Generate a sequence $U_1,U_2,\ldots$ of independent uniform$[0,1]$ random variables. Let $Y_i = f(U_i)$, where $f(x)=\sqrt{1-x^2}$, $0 \leq x \leq 1$. Then, for sufficiently large $n$, $ \frac{{\sum\nolimits_{i = 1}^n {Y_i } }}{n} \approx \int_0^1 {f(x)\,{\rm d}x = } \int_0^1 {\sqrt {1 - x^2 } \,{\rm d}x} = \frac{\pi }{4}. $
EDIT: Elaborating.
Suppose that $U_1,U_2,\ldots$ is a sequence of independent uniform$[0,1]$ random variables, and $f$ is an integrable function on $[0,1]$, that is, $\int_0^1 {|f(x)|\,{\rm d}x} < \infty$. Then, the (finite) integral $\int_0^1 {f(x)\,{\rm d}x}$ can be approximated as follows. Let $Y_i = f(U_i)$, so the $Y_i$ are independent and identically distributed random variables, with mean (expectation) $\mu$ given by $ \mu = {\rm E}[Y_1] = {\rm E}[f(U_1)] = \int_0^1 {f(x)\,{\rm d}x}. $ By the strong law of large numbers, the average $\bar Y_n = \frac{{\sum\nolimits_{i = 1}^n {Y_i } }}{n}$ converges, with probability $1$, to the expectation $\mu$ as $n \to \infty$. That is, with probability $1$, $\bar Y_n \to \int_0^1 {f(x)\,{\rm d}x}$ as $n \to \infty$.

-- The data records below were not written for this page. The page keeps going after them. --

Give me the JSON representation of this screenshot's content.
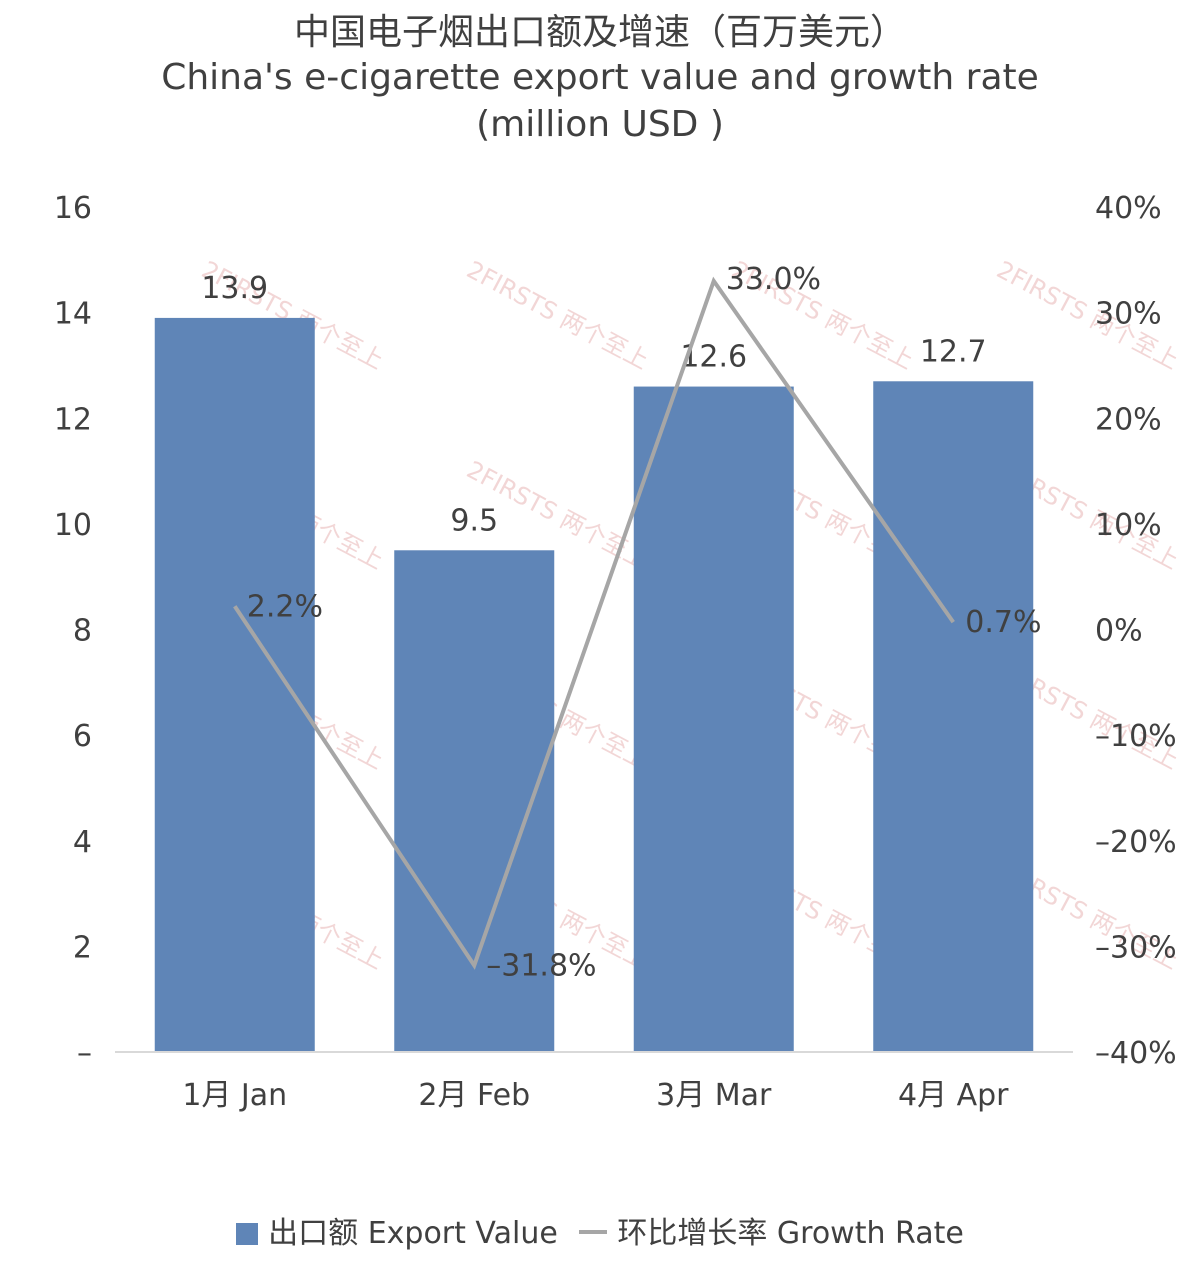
{
  "title": "中国电子烟出口额及增速（百万美元）",
  "subtitle_en": "China's e-cigarette export value and growth rate",
  "subtitle_unit": "(million USD )",
  "watermark": "2FIRSTS 两个至上",
  "colors": {
    "bar": "#5f85b7",
    "line": "#a6a6a6",
    "text": "#404040",
    "axis": "#d9d9d9",
    "watermark": "#e8b5b5"
  },
  "legend": {
    "bar_label": "出口额 Export Value",
    "line_label": "环比增长率 Growth Rate"
  },
  "chart_data": {
    "type": "bar",
    "categories": [
      "1月 Jan",
      "2月 Feb",
      "3月 Mar",
      "4月 Apr"
    ],
    "series": [
      {
        "name": "出口额 Export Value",
        "type": "bar",
        "axis": "left",
        "values": [
          13.9,
          9.5,
          12.6,
          12.7
        ],
        "labels": [
          "13.9",
          "9.5",
          "12.6",
          "12.7"
        ]
      },
      {
        "name": "环比增长率 Growth Rate",
        "type": "line",
        "axis": "right",
        "values": [
          2.2,
          -31.8,
          33.0,
          0.7
        ],
        "labels": [
          "2.2%",
          "-31.8%",
          "33.0%",
          "0.7%"
        ]
      }
    ],
    "y_left": {
      "range": [
        0,
        16
      ],
      "ticks": [
        "–",
        "2",
        "4",
        "6",
        "8",
        "10",
        "12",
        "14",
        "16"
      ]
    },
    "y_right": {
      "range": [
        -40,
        40
      ],
      "ticks": [
        "-40%",
        "-30%",
        "-20%",
        "-10%",
        "0%",
        "10%",
        "20%",
        "30%",
        "40%"
      ]
    },
    "legend_position": "bottom",
    "grid": false
  }
}
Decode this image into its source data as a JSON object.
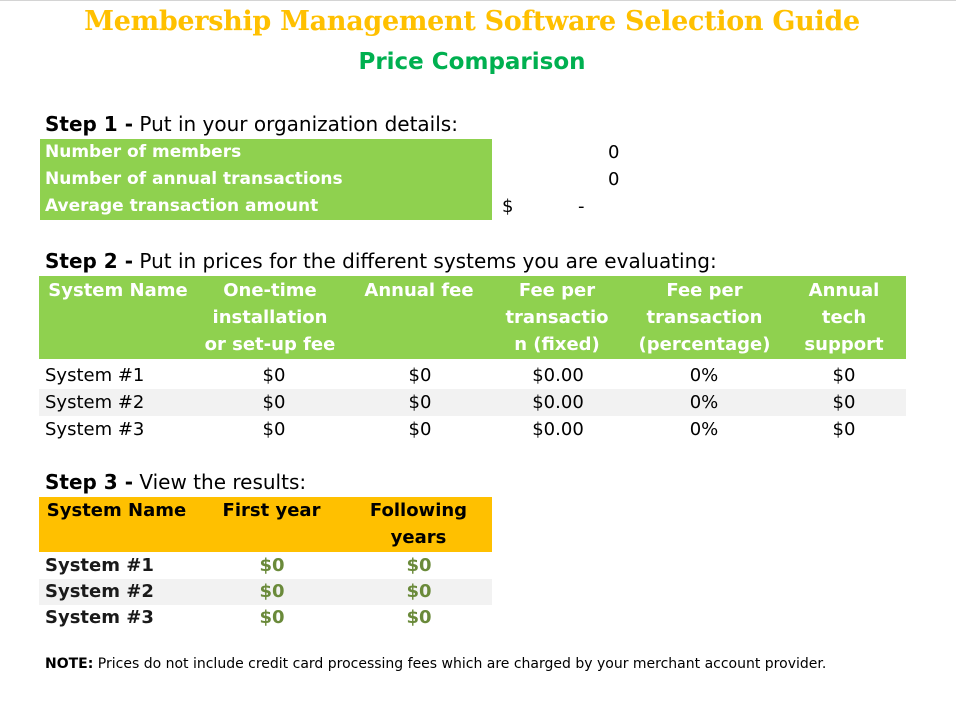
{
  "title": "Membership Management Software Selection Guide",
  "subtitle": "Price Comparison",
  "colors": {
    "title": "#ffc000",
    "subtitle": "#00b050",
    "green_header": "#8fd14f",
    "orange_header": "#ffc000",
    "result_value": "#6a8a3a"
  },
  "step1": {
    "label": "Step 1 -",
    "text": " Put in your organization details:",
    "rows": [
      {
        "label": "Number of members",
        "value": "0"
      },
      {
        "label": "Number of annual transactions",
        "value": "0"
      },
      {
        "label": "Average transaction amount",
        "currency": "$",
        "value": "-"
      }
    ]
  },
  "step2": {
    "label": "Step 2 -",
    "text": " Put in prices for the different systems you are evaluating:",
    "headers": [
      "System Name",
      "One-time\ninstallation\nor set-up fee",
      "Annual fee",
      "Fee per\ntransactio\nn (fixed)",
      "Fee per\ntransaction\n(percentage)",
      "Annual\ntech\nsupport"
    ],
    "rows": [
      [
        "System #1",
        "$0",
        "$0",
        "$0.00",
        "0%",
        "$0"
      ],
      [
        "System #2",
        "$0",
        "$0",
        "$0.00",
        "0%",
        "$0"
      ],
      [
        "System #3",
        "$0",
        "$0",
        "$0.00",
        "0%",
        "$0"
      ]
    ]
  },
  "step3": {
    "label": "Step 3 -",
    "text": " View the results:",
    "headers": [
      "System Name",
      "First year",
      "Following\nyears"
    ],
    "rows": [
      [
        "System #1",
        "$0",
        "$0"
      ],
      [
        "System #2",
        "$0",
        "$0"
      ],
      [
        "System #3",
        "$0",
        "$0"
      ]
    ]
  },
  "note": {
    "label": "NOTE:",
    "text": " Prices do not include credit card processing fees which are charged by your merchant account provider."
  }
}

To get a probabilistic error bound, suppose further that $f$ is square-integrable on $[0,1]$, that is $ \int_0^1 {f^2 (x)\,{\rm d}x} < \infty $. Then, the $Y_i$ have finite variance, $\sigma_2$, given by $ \sigma^2 = {\rm Var}[Y_1] = {\rm E}[Y_1^2] - {\rm E}^2{[Y_1]} = {\rm E}[f^2{(U_1)}] - {\rm E}^2{[f(U_1)]} = \int_0^1 {f^2 (x) \,{\rm d}x} - \bigg[\int_0^1 {f(x)\,{\rm d}x} \bigg]^2 . $ By linearity of expectation, the average $\bar Y_n $ has expectation $ {\rm E}[\bar Y_n] = \mu. $ Since the $Y_i$ are independent, $\bar Y_n $ has variance $ {\rm Var}[\bar Y_n] = {\rm Var}\bigg[\frac{{Y_1 + \cdots + Y_n }}{n}\bigg] = \frac{1}{{n^2 }}{\rm Var}[Y_1 + \cdots + Y_n ] = \frac{n}{{n^2 }}{\rm Var}[Y_1 ] = \frac{{\sigma ^2 }}{n}. $ By Chebyshev's inequality, for any given $\varepsilon > 0$, $ {\rm P}\big[\big|\bar Y_n - {\rm E}[\bar Y_n]\big| \geq \varepsilon \big] \leq \frac{{{\rm Var}[\bar Y_n]}}{{\varepsilon ^2 }}, $ so $ {\rm P}\big[\big|\bar Y_n - \mu \big| \geq \varepsilon \big] \leq \frac{{\sigma^2}}{{n \varepsilon ^2 }}, $ and hence $ {\rm P}\bigg[\bigg|\bar Y_n - \int_0^1 {f(x)\,{\rm d}x} \bigg| \geq \varepsilon \bigg] \leq \frac{1}{{n \varepsilon ^2 }} \bigg \lbrace \int_0^1 {f^2 (x) \,{\rm d}x} - \bigg[\int_0^1 {f(x)\,{\rm d}x} \bigg]^2 \bigg \rbrace. $ So if $n$ is sufficiently large, with high probability the absolute difference between $\bar Y_n$ and $\int_0^1 {f(x)\,{\rm d}x}$ will be smaller than $\varepsilon$.
Returning to your specific question, letting $f(x)=\sqrt{1-x^2}$ thus gives $ {\rm P}\Big[\Big|\bar Y_n - \frac{\pi }{4} \Big| \geq \varepsilon \Big] \leq \frac{1}{{n \varepsilon ^2 }} \bigg \lbrace \int_0^1 {(1 - x^2) \,{\rm d}x} - \frac{\pi^2 }{16} \bigg \rbrace = \frac{1}{{n \varepsilon ^2 }} \bigg \lbrace \frac{2}{3} - \frac{\pi^2 }{16} \bigg \rbrace < \frac{1}{{20n\varepsilon ^2 }}, $ where $\bar Y_n = \frac{{\sum\nolimits_{i = 1}^n {\sqrt {1 - U_i^2 } } }}{n}$.